Vorstand Wohnraumversorgung Berlin: Vorwärts in die Vergangenheit

Finanzsenator Kollatz will mit Volker Härtig eine pikante Personalentscheidung durchdrücken. Koalitionspartner und Mieterinis sind entsetzt.

Matthias Kollatz

Matthias Kollatz guckt ins Geschichtsbuch Foto: dpa

BERLIN taz | Die Berliner SPD arbeitet an der Rückabwicklung der in den vergangenen vier Jahren von ihr innerhalb der rot-rot-grünen Koalition mitgetragenen Mietenpolitik. Nach Informationen der taz versetzt eine Personalentscheidung von Finanzsenator Matthias Kollatz (SPD) die Koalitionspartner und die Mieter*inneninitiativen in helle Aufregung. Demnach soll der SPDler Volker Härtig zum Vorstand der Wohnraumversorgung Berlin – Anstalt öffentlichen Rechts berufen werden, jener Institution, die die landeseigenen Wohnungsbaugesellschaften kontrolliert.

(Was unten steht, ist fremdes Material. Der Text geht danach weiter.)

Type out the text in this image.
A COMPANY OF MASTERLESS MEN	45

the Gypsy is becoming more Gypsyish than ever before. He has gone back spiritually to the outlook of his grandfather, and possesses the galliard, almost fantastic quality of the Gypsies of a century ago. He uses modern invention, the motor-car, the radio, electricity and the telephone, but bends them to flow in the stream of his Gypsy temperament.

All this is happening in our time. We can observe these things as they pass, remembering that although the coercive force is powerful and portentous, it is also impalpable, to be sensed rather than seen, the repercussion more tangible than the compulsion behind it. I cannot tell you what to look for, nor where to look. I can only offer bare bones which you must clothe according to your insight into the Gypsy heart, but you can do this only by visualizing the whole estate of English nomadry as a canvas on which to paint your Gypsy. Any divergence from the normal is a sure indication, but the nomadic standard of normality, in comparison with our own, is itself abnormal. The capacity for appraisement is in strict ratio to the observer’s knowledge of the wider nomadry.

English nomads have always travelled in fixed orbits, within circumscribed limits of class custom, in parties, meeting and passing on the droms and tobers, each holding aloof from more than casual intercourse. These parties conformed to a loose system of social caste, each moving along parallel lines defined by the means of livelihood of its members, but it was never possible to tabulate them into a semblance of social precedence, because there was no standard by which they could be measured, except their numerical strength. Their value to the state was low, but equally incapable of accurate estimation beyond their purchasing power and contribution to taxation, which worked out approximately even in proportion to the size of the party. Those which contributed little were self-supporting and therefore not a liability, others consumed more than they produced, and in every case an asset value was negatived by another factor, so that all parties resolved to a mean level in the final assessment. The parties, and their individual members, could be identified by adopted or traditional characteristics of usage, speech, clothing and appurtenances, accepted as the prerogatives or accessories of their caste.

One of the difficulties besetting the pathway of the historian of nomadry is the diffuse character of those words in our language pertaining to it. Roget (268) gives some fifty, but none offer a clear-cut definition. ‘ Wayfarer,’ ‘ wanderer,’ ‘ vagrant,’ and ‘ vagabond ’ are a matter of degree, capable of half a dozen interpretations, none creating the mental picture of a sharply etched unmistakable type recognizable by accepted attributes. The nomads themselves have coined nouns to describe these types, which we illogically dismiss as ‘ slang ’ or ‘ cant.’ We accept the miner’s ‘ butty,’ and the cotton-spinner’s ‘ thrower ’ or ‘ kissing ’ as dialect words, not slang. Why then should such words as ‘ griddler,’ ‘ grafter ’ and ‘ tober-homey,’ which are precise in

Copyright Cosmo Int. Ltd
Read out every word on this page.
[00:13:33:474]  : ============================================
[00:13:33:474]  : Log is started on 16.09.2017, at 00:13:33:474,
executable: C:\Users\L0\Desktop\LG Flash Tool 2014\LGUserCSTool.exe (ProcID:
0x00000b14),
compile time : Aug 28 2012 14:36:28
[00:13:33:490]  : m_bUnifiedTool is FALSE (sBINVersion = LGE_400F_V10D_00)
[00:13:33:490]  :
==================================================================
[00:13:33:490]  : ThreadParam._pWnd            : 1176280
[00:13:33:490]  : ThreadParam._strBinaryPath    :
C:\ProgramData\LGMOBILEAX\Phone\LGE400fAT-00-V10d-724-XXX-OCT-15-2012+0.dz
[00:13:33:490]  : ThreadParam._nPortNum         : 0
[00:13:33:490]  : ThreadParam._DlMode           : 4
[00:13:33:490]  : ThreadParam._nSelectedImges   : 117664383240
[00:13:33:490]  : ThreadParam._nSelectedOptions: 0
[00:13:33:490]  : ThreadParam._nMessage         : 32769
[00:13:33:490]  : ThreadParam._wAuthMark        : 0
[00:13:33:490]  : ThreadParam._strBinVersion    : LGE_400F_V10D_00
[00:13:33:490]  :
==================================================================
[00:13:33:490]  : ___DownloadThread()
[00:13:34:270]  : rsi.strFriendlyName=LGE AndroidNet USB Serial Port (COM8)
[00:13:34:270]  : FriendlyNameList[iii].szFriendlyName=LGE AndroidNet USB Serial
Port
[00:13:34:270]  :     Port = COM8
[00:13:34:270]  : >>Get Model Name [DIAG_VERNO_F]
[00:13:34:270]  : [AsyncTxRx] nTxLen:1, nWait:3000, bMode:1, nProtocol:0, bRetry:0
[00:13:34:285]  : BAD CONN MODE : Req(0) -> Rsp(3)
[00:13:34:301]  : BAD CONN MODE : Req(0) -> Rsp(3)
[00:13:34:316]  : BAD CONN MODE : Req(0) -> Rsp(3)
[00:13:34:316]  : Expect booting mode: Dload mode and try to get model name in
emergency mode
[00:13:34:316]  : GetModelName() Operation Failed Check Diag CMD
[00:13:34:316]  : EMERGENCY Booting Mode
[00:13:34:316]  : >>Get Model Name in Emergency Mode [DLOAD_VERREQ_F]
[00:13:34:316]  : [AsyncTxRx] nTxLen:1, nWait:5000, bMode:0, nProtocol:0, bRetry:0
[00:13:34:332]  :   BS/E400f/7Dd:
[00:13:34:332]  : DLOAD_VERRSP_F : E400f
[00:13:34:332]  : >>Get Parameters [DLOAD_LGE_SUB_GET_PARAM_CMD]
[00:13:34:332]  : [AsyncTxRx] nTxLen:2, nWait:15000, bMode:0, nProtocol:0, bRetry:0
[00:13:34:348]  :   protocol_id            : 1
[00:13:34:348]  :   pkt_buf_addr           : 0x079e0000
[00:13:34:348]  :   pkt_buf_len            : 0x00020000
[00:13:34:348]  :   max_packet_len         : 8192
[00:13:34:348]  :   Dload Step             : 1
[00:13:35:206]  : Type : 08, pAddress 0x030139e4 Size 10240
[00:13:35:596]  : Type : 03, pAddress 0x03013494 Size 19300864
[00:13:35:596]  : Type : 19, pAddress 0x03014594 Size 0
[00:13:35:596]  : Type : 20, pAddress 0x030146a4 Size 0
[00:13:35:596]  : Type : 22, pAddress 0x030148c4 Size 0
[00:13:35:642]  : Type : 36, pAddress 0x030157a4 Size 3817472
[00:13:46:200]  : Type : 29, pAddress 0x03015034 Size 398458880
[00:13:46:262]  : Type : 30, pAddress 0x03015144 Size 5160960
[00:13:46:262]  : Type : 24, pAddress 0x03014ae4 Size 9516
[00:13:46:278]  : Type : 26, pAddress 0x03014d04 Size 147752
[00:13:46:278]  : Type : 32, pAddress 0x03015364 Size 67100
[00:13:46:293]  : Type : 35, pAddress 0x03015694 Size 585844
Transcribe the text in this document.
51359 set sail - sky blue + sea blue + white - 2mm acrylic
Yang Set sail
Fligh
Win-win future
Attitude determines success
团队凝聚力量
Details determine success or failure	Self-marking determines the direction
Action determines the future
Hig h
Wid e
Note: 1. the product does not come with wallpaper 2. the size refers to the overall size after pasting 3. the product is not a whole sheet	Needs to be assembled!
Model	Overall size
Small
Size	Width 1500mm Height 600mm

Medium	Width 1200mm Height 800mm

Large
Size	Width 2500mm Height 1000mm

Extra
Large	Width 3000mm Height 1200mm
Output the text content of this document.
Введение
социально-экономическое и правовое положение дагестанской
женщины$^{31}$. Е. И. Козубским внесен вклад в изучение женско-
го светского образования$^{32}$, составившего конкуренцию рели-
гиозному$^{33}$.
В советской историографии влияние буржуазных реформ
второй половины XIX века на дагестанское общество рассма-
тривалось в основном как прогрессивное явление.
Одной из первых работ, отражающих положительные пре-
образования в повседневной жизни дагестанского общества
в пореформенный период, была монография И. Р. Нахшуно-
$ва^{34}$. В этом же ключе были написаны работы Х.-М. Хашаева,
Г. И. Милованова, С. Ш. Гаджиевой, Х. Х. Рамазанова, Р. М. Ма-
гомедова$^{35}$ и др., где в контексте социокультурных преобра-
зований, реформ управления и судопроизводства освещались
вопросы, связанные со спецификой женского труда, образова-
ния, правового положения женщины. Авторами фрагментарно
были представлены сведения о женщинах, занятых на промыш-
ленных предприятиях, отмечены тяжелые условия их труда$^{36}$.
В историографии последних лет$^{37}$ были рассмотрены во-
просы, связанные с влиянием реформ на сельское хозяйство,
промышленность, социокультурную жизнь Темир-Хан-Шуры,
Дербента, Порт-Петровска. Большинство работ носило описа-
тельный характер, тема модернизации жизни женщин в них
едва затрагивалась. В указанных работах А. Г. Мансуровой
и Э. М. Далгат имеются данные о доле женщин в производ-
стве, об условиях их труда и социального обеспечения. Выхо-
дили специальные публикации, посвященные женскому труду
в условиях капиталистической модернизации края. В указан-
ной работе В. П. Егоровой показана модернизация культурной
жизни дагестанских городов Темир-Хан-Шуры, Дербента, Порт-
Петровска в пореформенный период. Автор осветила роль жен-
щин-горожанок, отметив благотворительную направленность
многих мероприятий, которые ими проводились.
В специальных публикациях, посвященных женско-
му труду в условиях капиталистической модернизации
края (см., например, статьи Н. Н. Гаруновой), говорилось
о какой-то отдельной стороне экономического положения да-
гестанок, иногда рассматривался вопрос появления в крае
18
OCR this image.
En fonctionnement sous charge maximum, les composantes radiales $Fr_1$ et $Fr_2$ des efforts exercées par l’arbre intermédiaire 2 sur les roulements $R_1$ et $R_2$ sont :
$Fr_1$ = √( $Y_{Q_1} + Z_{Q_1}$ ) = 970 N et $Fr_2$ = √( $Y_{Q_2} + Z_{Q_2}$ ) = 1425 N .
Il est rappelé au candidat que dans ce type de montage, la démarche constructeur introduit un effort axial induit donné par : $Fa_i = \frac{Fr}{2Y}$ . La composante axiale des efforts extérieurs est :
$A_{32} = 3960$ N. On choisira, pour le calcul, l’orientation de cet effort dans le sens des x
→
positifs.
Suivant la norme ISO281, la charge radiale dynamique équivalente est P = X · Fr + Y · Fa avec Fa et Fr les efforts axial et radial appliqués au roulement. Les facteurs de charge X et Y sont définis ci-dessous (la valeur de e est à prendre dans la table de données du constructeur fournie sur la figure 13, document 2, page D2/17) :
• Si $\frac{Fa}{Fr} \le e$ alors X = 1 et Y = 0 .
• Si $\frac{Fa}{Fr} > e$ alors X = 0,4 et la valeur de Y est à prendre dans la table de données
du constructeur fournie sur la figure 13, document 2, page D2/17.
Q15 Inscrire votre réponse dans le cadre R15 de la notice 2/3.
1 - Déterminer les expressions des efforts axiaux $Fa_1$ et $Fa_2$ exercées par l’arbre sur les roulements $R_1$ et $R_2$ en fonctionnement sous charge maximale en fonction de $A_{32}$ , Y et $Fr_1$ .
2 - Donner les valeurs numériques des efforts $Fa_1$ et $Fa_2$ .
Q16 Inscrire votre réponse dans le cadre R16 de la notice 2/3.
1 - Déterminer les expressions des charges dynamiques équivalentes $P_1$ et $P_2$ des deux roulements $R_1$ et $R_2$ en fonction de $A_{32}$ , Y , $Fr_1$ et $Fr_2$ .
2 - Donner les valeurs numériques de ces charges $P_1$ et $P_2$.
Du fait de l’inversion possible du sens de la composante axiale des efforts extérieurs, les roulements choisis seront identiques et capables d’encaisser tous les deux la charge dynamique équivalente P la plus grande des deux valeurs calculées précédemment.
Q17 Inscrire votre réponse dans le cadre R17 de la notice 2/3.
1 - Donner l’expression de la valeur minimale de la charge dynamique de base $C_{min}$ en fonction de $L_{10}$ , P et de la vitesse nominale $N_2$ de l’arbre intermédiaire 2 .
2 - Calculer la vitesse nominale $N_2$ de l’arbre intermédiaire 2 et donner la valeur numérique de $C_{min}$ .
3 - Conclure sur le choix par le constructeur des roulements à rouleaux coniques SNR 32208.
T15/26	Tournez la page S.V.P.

Die Entscheidung hat es in sich: Die Wohnraumversorgung Berlin ist eine Konsequenz des Mietenvolksentscheids 2015, der vom Senat mit dem Gesetz über die Neuausrichtung der sozialen Wohnraumversorgung in Berlin in Teilen übernommen wurde. Seit seiner Ernennung durch Kollatz 2016 stand Jan Kuhnert, ehemals Sprecher der Initiative Berliner Mietenvolksentscheid der Wohnraumversorgung als Vorstand vor, seit Mai im Duo mit der Sozialwissenschaftlerin und Mitbegründerin von Kotti & Co Ulrike Hamann. Kuhnerts Vertragsverlängerung wurde zuletzt von Kollatz abgelehnt, die Stelle neu ausgeschrieben.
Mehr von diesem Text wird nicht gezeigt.